The hullabaloo and profuse legalese being trumped up in the protracted debate relating to the Slovak Peter Uricek distracts attention from the burning question of how he was granted a three-year Occupation permit in April 2019 to work for a company with hardly any contribution to the national economy by the Economic Development Board despite being blacklisted as an illegal drug dealer and manufacturer since 2015 by the Slovak authorities and being the object of a Red Notice by Interpol. It is only when his Occupation permit came for renewal in April 2022 that his Resident Permit was revoked. As in the case of Alvaro Sobrinho, the Peter Uricek three-year permit once again exposes the incompetence with which the due diligence exercises are carried out. It is such ineptitude and absence of rigour which exposed the feet of clay and systemic strategic deficiencies of our financial jurisdiction.
In a desperate bid to garner funds by all means, an Occupation permit, which is a combined work and residence permit, is granted to a ‘professional’ earning a monthly basic salary of at least MUR 60,000. It is therefore crucial that the tenor of these questionable schemes be overhauled and more rigorous control and due diligence protocols are in place in strict compliance with Financial Action Task Force (FATF) and EU norms, now that Mauritius has recast its jurisdiction to eliminate its strategic deficiencies and been removed from boththe FATF grey and the EU black list.
Still want some more
The decried Independent Power Producers (IPP) contracts have hit the headlines to haunt government once again.

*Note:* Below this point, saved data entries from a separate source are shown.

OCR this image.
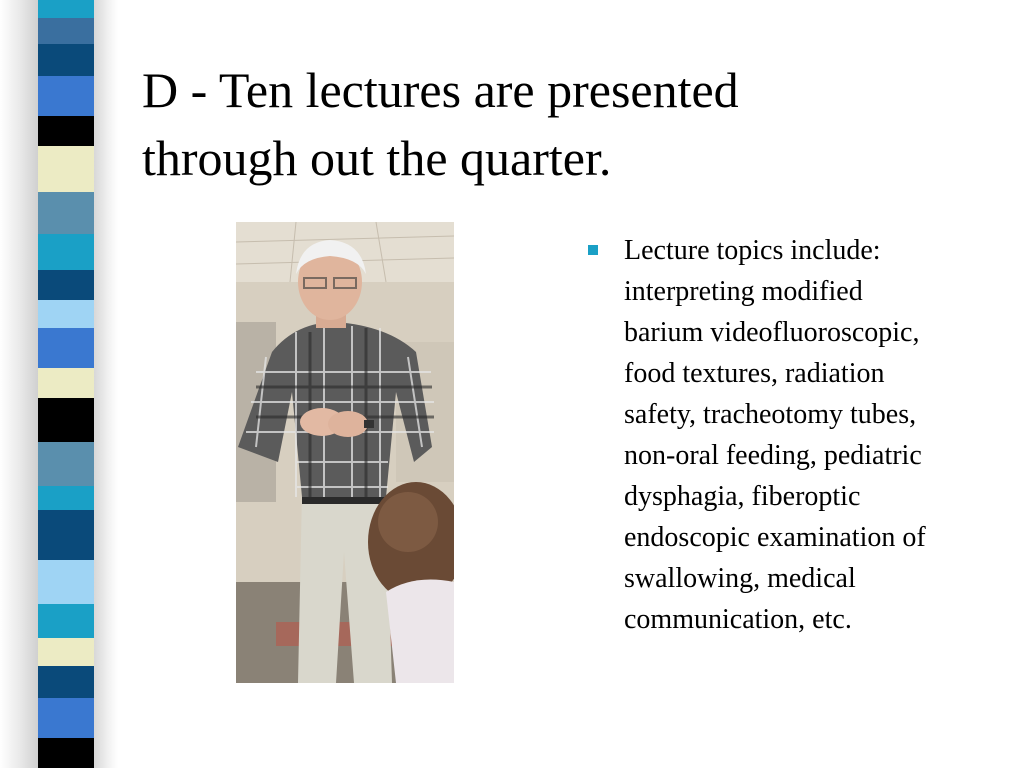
D - Ten lectures are presented
through out the quarter.
Lecture topics include:
interpreting modified
barium videofluoroscopic,
food textures, radiation
safety, tracheotomy tubes,
non-oral feeding, pediatric
dysphagia, fiberoptic
endoscopic examination of
swallowing, medical
communication, etc.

The patently leonine and carved-in-stone contracts are still not good enough. The raging debate between government and the opposition regarding Terragen’s decision to stop energy production yet again distracts attention from more fundamental issues and principles relating to the production of energy, a public utility, in the country.
Despite the government rhetoric that ‘60% of the country’s energy needs will be produced from green sources by 2030 and that the use of coal will be totally phased out by 2030’, the reality is that with the dwindling share of bagasse in the production of energy by the power plants, the IPPs do not have a leg to stand on without using highly polluting coal which represented the lion’s share (39.5%) of energy source in the country in 2020. It must be remembered that highly polluting coal, apart from having health damaging side effects, emits nearly twice more carbon dioxide than natural gas and about one and half times more than gasoline. The IPPs produced around 59.2% of the total electricity generated, and the Central Electricity Board (CEB) the remaining 40.8% in 2020.

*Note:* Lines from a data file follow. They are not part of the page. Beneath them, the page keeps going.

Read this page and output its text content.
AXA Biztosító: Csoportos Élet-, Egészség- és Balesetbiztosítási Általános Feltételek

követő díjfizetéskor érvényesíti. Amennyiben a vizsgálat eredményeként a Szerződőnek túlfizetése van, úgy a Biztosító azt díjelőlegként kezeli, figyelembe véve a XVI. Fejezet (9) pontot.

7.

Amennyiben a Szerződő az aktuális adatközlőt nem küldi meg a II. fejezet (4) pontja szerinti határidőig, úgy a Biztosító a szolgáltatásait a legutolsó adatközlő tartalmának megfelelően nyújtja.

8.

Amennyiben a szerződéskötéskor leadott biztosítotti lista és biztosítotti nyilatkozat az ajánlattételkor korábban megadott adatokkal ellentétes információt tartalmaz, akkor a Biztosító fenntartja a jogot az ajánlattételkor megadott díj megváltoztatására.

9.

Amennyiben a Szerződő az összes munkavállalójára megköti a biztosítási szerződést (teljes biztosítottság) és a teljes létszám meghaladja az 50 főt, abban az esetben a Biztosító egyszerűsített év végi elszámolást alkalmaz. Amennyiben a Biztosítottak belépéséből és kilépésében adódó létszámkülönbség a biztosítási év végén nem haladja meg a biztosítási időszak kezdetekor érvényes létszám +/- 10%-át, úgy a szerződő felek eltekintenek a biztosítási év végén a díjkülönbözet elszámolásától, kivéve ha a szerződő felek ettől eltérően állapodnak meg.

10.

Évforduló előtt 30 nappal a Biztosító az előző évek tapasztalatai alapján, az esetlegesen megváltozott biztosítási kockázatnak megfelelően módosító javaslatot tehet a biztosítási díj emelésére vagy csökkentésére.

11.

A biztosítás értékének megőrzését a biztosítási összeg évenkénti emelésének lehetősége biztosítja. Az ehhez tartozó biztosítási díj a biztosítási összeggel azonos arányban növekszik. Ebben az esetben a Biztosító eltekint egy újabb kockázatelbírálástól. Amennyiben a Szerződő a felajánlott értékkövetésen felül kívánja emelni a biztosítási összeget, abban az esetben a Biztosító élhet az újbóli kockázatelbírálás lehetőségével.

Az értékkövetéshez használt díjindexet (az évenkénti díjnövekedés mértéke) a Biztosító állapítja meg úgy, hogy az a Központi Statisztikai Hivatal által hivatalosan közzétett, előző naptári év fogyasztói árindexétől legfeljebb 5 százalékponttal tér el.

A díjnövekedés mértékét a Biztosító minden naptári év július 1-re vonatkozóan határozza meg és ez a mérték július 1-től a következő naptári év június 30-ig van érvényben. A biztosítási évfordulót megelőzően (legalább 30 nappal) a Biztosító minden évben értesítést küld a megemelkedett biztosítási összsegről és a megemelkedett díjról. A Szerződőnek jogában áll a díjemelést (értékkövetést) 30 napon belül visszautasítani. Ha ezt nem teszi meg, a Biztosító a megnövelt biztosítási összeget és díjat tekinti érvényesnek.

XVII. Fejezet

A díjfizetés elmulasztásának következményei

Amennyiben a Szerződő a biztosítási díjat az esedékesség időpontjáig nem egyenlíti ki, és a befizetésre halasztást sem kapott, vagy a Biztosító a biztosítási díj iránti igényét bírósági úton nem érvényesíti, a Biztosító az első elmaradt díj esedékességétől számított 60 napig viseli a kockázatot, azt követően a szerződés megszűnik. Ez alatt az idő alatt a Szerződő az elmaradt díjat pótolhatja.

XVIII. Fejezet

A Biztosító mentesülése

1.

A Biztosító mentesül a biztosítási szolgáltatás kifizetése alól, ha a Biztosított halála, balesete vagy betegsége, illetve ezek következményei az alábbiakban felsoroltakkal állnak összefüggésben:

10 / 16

If the country is to resolutely eliminate coal use and phase out fossil fuels in line with COP 26 commitments to prevent an impending climate change catastrophe, it is high time to chart a clear roadmap as to how and with what renewable and green energy mix will the objective of producing 60% of the country’s energy needs from green sources be achieved by 2030. It is equally important that the shareholding of power producers of a prime public utility is no longer ring fenced by a handful but opened up to include a wider public shareholding and investment funds.

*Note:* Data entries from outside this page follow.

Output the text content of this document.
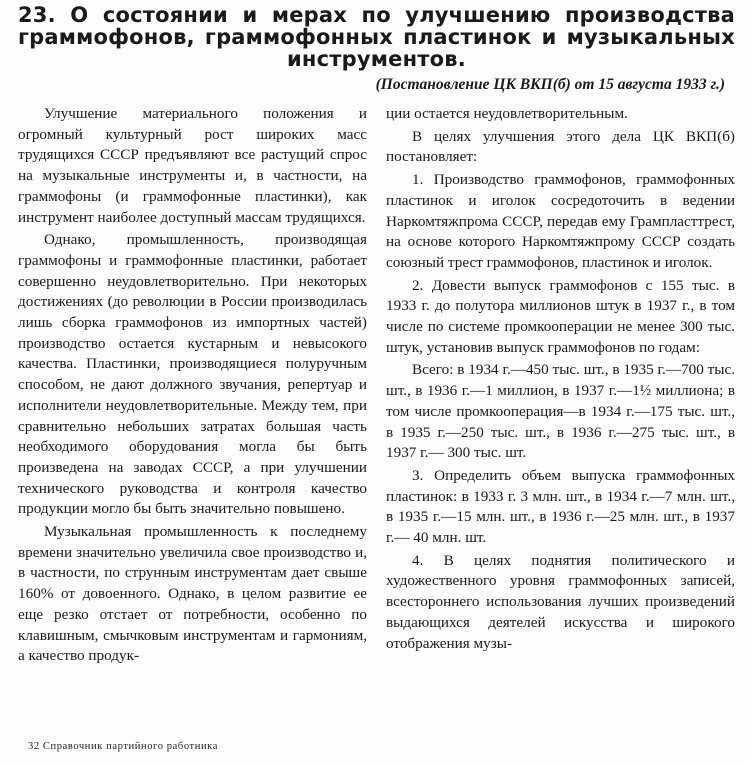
23. О состоянии и мерах по улучшению производства
граммофонов, граммофонных пластинок и музыкальных
инструментов.
(Постановление ЦК ВКП(б) от 15 августа 1933 г.)

Улучшение материального положения и огромный культурный рост широких масс трудящихся СССР предъявляют все растущий спрос на музыкальные инструменты и, в частности, на граммофоны (и граммофонные пластинки), как инструмент наиболее доступный массам трудящихся.

Однако, промышленность, производящая граммофоны и граммофонные пластинки, работает совершенно неудовлетворительно. При некоторых достижениях (до революции в России производилась лишь сборка граммофонов из импортных частей) производство остается кустарным и невысокого качества. Пластинки, производящиеся полуручным способом, не дают должного звучания, репертуар и исполнители неудовлетворительные. Между тем, при сравнительно небольших затратах большая часть необходимого оборудования могла бы быть произведена на заводах СССР, а при улучшении технического руководства и контроля качество продукции могло бы быть значительно повышено.

Музыкальная промышленность к последнему времени значительно увеличила свое производство и, в частности, по струнным инструментам дает свыше 160% от довоенного. Однако, в целом развитие ее еще резко отстает от потребности, особенно по клавишным, смычковым инструментам и гармониям, а качество продук-

ции остается неудовлетворительным.

В целях улучшения этого дела ЦК ВКП(б) постановляет:

1. Производство граммофонов, граммофонных пластинок и иголок сосредоточить в ведении Наркомтяжпрома СССР, передав ему Грампласттрест, на основе которого Наркомтяжпрому СССР создать союзный трест граммофонов, пластинок и иголок.

2. Довести выпуск граммофонов с 155 тыс. в 1933 г. до полутора миллионов штук в 1937 г., в том числе по системе промкооперации не менее 300 тыс. штук, установив выпуск граммофонов по годам:

Всего: в 1934 г.—450 тыс. шт., в 1935 г.—700 тыс. шт., в 1936 г.—1 миллион, в 1937 г.—1½ миллиона; в том числе промкооперация—в 1934 г.—175 тыс. шт., в 1935 г.—250 тыс. шт., в 1936 г.—275 тыс. шт., в 1937 г.— 300 тыс. шт.

3. Определить объем выпуска граммофонных пластинок: в 1933 г. 3 млн. шт., в 1934 г.—7 млн. шт., в 1935 г.—15 млн. шт., в 1936 г.—25 млн. шт., в 1937 г.— 40 млн. шт.

4. В целях поднятия политического и художественного уровня граммофонных записей, всестороннего использования лучших произведений выдающихся деятелей искусства и широкого отображения музы-

32 Справочник партийного работника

Rhetoric versus decisive action
Too often the government has catalogued the flawed policies and failures of previous governments to distract attention from its own patent inaction to address socio-economic problems currently faced by the people in a context of continuously rising prices, falling purchasing power, deteriorating economic fundamentals, a flawed economic model and a crippling mode of governance.
A ‘Ministry of truth’ culture and contrived narratives cannot sweep the distress and misery of people under the carpet. This is therefore not the time for hollow rhetoric but competent and decisive actions to address the core concerns of the people and the many ills which hobble the prospects of the country. Not to do so is to reap the whirlwind.